In April, however, the Supreme Court blocked a California rule that restricted home gatherings during the pandemic, which had curtailed Bible study and prayer meetings. If the state makes exceptions to the rule for secular activities, the court said, it must also make exceptions for comparable religious activities. Then, in June, the court said Philadelphia could not refuse to use Catholic social services as a foster care provider after the group refused to accept same-sex couples as foster parents. . The judges kept their opinion narrow, but three Tories said they wanted to go further and overturn that 1990 precedent.

So a key question for Levy is whether these rulings mean that the state must add a religious exemption because it allows a medical exemption.

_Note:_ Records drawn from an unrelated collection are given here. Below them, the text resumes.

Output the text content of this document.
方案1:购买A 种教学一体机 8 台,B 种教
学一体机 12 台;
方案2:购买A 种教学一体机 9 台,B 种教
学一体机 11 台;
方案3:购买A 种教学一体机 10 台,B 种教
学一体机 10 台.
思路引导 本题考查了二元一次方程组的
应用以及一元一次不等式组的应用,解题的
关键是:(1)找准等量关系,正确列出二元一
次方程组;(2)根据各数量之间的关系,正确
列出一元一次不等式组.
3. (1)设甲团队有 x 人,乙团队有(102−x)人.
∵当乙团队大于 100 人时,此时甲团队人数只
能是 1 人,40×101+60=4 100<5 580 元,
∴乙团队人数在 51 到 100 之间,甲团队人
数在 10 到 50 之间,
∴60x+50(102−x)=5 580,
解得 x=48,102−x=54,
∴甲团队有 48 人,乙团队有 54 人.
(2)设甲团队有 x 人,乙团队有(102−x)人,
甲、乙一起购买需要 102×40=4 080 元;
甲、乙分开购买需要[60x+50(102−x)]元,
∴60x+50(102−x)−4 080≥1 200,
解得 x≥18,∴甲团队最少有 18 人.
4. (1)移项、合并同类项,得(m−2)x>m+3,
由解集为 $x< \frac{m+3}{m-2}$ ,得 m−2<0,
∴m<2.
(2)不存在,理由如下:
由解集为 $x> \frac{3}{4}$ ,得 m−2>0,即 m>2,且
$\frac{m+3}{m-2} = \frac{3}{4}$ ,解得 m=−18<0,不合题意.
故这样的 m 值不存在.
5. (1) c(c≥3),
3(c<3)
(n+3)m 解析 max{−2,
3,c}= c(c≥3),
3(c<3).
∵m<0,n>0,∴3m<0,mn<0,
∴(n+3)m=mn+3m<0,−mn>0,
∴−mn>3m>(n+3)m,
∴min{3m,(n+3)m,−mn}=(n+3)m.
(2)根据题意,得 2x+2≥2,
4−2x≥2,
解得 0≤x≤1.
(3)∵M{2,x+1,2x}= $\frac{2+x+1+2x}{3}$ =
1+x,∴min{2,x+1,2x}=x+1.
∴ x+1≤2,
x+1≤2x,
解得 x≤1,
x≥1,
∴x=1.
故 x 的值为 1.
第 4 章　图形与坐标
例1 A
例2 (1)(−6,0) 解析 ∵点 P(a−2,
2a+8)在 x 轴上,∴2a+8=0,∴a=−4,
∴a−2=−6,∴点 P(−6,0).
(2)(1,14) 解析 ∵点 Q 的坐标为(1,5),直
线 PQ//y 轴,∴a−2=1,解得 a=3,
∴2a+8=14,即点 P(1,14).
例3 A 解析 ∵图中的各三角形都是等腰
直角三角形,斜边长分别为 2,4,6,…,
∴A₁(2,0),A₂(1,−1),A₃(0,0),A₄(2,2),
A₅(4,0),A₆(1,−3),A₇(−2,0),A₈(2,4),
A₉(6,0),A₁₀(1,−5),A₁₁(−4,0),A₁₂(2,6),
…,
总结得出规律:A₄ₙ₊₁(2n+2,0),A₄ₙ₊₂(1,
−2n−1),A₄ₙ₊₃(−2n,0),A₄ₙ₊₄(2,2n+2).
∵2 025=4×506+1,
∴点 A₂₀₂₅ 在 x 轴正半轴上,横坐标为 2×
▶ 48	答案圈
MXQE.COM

“I would ask you this,” Levy told the lawyers. “Why should I conclude that an exemption from compulsory vaccination for medical reasons is fairly and rationally considered to be comparable to an exemption for religious reasons?” “

Liberty Counsel attorney Daniel Schmid argued that this rule distinguishes people who want religious exemptions and treats them less favorably than those who need them. Other states have allowed people to seek religious exemptions and undergo regular COVID-19 testing, and he argued Maine hasn’t done enough to find similar alternatives.

“The government has presented no demonstrable evidence as to why this cannot work here too,” he said.

Deputy Attorney General Kimberly Patwardhan argued that the two exemptions are not comparable and should not be viewed in the same way. She said the state had removed religious and philosophical exemptions from vaccine requirements to protect people who could not receive those same vaccines for medical reasons, and the same thinking applies in the governor’s tenure. .

“Granting a medical exemption serves the state’s interest in protecting these people, unlike a religious exemption,” she said.

The healthcare providers Maine Health, Genesis Healthcare, Northern Light Health Foundation and Maine General Health are also named as defendants.

The Mills administration faces another lawsuit in state court over the vaccine’s mandate. In this case, the plaintiffs claim that the rule is unconstitutional and that the Maine Department of Health and Human Services did not follow proper procedures when enacting the emergency rules. This case is pending.

Mills faced further federal lawsuits that challenged his pandemic restriction orders, but judges quickly dismissed those complaints and sided with the governor.

A group of business owners sued the governor’s restrictions on their operations last year. A federal judge allowed the state’s motion to dismiss the case, and the plaintiffs filed and then withdrawn an appeal to the 1st U.S. Court of Appeals in Boston.

The owners of two campgrounds and two restaurants have sued Mills for a 14-day quarantine for most out-of-state visitors, which is no longer in place. A federal judge rejected a request for a preliminary injunction, and the 1st circuit subsequently upheld this decision. The complainants then dismissed the case.

And a church in Orrington has filed a lawsuit challenging a ban at the time of gatherings of more than 10 people. A judge also dismissed a motion for a preliminary injunction, and the appeals court again upheld the decision. Then, the judge allowed a request for complete dismissal of the case, and an appeal is still pending at the 1st circuit.